Как рано Саша в том году черемуха цвела, - во сне писала Таня, про год, в котором рано так черемуха цвела, - и странно, помнишь, мы с тобой лежим, фашистами убиты, на траве, а небо кажется так близко, и с него на нас без ветерка, без чего-нибудь, черемуховый снег. Все эти сотни лепестков прозрачных тонких белых… и пятна голубые неба, между веток, солнечные пятна. Вся эта золотая липкая резная взморь, весь этот дух акации полынной, и счастье тут, под сердцем вдруг сжимается в комок, в кулак, как будто кофточка любимая при стирке села, как будто что-то потерялась важное в траве, а думала, что снится, проснулась - правда оказалось. Потерялось что-то навсегда в траве. И вдруг захочется вскочить, бежать отсюда, не считая ног, всего, чтоб не считая, чтоб замелькало, засвистело, чтобы так. Смеяться, хочется смеяться и смеяться в крик, рассыпался на солнечные искры, взорвался, разлетелся в водяные искры, в свет…
И лето коротко, и память коротка, и лжет, раскрашивает то, что было черно-белым в краски, вспыхивает, манит, невыносимое смягчает, сбудусь - шепчет, неведомое солнце счастья там горит… и кажется, что перепрыгнешь горизонт веревки, и уже по небу, Саша… не идешь, летишь…
Сегодня долго телефон у нас звонил. Бобрыкин на работе, Оленька в саду, я трубку взять хотела, вдруг мне стало страшно, не бери… Ты помнишь, Саня, мы играли в "Позвони мертвец"? А телефон звонит, звонит, я думаю, вдруг с Оленькой чего-нибудь в саду случилось? И трубку подняла, а в ней молчок.
Молчок-волчок. Как в "Позвони мертвец".
Замри-умри… и отомри-воскресни…
Не дочитав, глаза открыл, зевнул, прислушиваясь к стенам.
"…Поможи, Господи, поможи… помилуй мя, велицей милости Твои, по множеству щедрот очисти беззаконие мое, аз знаю грехи мой перед тобой, и выну весь Тебе единому, согреша говорю, лукавое перед тобою сотворях, как в беззакониях зачата есьм, так и творю, во грехе есь! Омоеше меня, очистиши, поможи, Господи, поможи! Открой глаза! Помилуй мя…" - бубнила, потеряв чего-то, мать и по дому ходила, стукаясь о стены, распахивая двери комнат, шкафов, заглядывала под столы, отодвигала стулья, рукой столешницы, сиделища водила, и щупала настенные ковры, и коврики трясла, оглядывая все от верху к низу раздвигала шторы, распахивала ящики, перебирала вещи, грохотала… не давала спать.

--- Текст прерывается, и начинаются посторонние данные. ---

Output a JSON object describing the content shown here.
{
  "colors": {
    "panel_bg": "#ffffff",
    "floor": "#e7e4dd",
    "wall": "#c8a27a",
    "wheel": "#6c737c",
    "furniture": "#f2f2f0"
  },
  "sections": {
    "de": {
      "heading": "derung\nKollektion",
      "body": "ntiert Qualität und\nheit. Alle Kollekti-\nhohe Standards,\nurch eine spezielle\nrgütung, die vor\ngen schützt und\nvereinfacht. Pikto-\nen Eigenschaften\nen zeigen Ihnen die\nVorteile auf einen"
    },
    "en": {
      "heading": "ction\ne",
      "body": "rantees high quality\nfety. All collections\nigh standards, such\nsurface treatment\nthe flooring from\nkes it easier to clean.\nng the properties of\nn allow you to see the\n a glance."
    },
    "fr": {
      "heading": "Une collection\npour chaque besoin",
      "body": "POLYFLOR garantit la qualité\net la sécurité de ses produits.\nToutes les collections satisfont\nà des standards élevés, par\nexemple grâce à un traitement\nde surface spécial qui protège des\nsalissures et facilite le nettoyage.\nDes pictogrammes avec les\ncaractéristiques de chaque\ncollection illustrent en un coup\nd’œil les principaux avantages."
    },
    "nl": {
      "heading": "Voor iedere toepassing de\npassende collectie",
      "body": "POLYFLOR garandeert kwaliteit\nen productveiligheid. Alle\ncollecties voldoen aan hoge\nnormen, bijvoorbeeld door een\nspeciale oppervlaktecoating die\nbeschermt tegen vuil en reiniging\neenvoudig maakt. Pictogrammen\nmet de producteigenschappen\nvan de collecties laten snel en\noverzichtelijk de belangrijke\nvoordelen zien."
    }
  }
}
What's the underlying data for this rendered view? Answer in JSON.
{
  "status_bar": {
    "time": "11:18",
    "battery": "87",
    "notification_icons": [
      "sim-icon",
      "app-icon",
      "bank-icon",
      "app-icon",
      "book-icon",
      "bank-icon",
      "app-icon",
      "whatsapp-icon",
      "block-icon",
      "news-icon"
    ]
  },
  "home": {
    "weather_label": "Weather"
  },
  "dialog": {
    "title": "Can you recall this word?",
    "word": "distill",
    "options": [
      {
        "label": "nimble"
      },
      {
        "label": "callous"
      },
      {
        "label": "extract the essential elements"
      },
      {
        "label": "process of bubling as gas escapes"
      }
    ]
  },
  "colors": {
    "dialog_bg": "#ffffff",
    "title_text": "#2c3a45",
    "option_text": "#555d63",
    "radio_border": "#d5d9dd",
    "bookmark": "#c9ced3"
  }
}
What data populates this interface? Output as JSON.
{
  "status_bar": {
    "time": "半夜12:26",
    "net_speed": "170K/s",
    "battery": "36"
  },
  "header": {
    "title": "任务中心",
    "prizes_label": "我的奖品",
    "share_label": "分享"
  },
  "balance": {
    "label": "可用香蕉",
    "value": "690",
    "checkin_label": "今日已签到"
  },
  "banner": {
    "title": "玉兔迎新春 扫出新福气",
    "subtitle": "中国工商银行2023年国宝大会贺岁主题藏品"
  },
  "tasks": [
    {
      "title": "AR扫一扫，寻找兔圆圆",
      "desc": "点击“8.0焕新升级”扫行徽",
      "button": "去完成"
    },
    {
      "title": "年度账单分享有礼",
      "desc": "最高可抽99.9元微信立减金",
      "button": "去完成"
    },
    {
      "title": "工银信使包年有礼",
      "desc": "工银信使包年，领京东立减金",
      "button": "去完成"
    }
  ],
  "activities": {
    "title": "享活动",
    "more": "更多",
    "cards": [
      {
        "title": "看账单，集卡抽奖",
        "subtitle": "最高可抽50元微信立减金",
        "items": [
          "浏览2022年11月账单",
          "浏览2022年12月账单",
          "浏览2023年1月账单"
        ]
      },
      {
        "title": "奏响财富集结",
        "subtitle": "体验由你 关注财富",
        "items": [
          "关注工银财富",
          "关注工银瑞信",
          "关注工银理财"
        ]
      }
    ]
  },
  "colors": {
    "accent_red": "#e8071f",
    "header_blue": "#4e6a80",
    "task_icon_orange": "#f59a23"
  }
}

Он вышел, хмуро посмотрел на мать, мать тоже посмотрела хмуро, с полу, от газет.
- Чего? - спросила мать.
- А что ты ищешь? - поинтересовался он.
- Иголку, - отвечала мать, сгребла газеты комом, открыла дверь и выставила за порог.
- Себя ощупай, Саша! А то, не приведи Господь, вопьется и пойдет гулять по жилам. Пойдет, и выйдет к сердцу, и умрешь… - себя ощупывая тоже, объясняла мать. - Вера так, покойница, соседка наша, помнишь? В муках страшных от иголки умерла. Все штопала, старье чинила, на нашу пенсию новьем не загрустишь, откусит нитку, а иголку так во рту и держит. И не заметила, как проглотила. Иголка ей пошла, пошла, пошла… по жилцам, впилась, и все! - сказала мать, крестясь.
И Шишин закрутился, вытряхивая из штанов пижамных, из рубашки, спереди и сзади, и не найдя - к себе пошел искать, решив что утром мать могла иголку у него в постели обронить. А может и впилась уже, пошла, прислушиваясь к внутреннему бормотанью думал он, ища на коже след, какой войдя оставила она…
- Нашла! Упас Господь, - сказала мать, показывая Шишину иголку с ржавым брюшком, и с облегченьем опустившись на кровать он, вскрикнув, подскочил.
- Чего орешь? - спросила мать, и, повернувшись Шишин показал, что колет.
- Нет ничего, не брешь! - сказала мать. - Или прошла уже, не приведи Господь, - добавила она, и Шишина перекрестила, вышла…
- Нет вроде ничего, - сказала Таня. - Знаю! Давай ее попробуем магнитом! - и магнитом в раздевалке школьной искали в Шишине иголку, но так иголки в нем и не нашли.
- Здорово, Шишкин ежик! - сказал Бобрыкин ненавистный, из спины у Шишина достав иголку. - Обрастаешь? Молодца, Чернобыль! - и на карман под галстук Шишину иголку приколол.
Глава 28. Мосгаз
- Кого-то черт несет, - сказала мать и, к двери подойдя, не открывая "кто?" спросила.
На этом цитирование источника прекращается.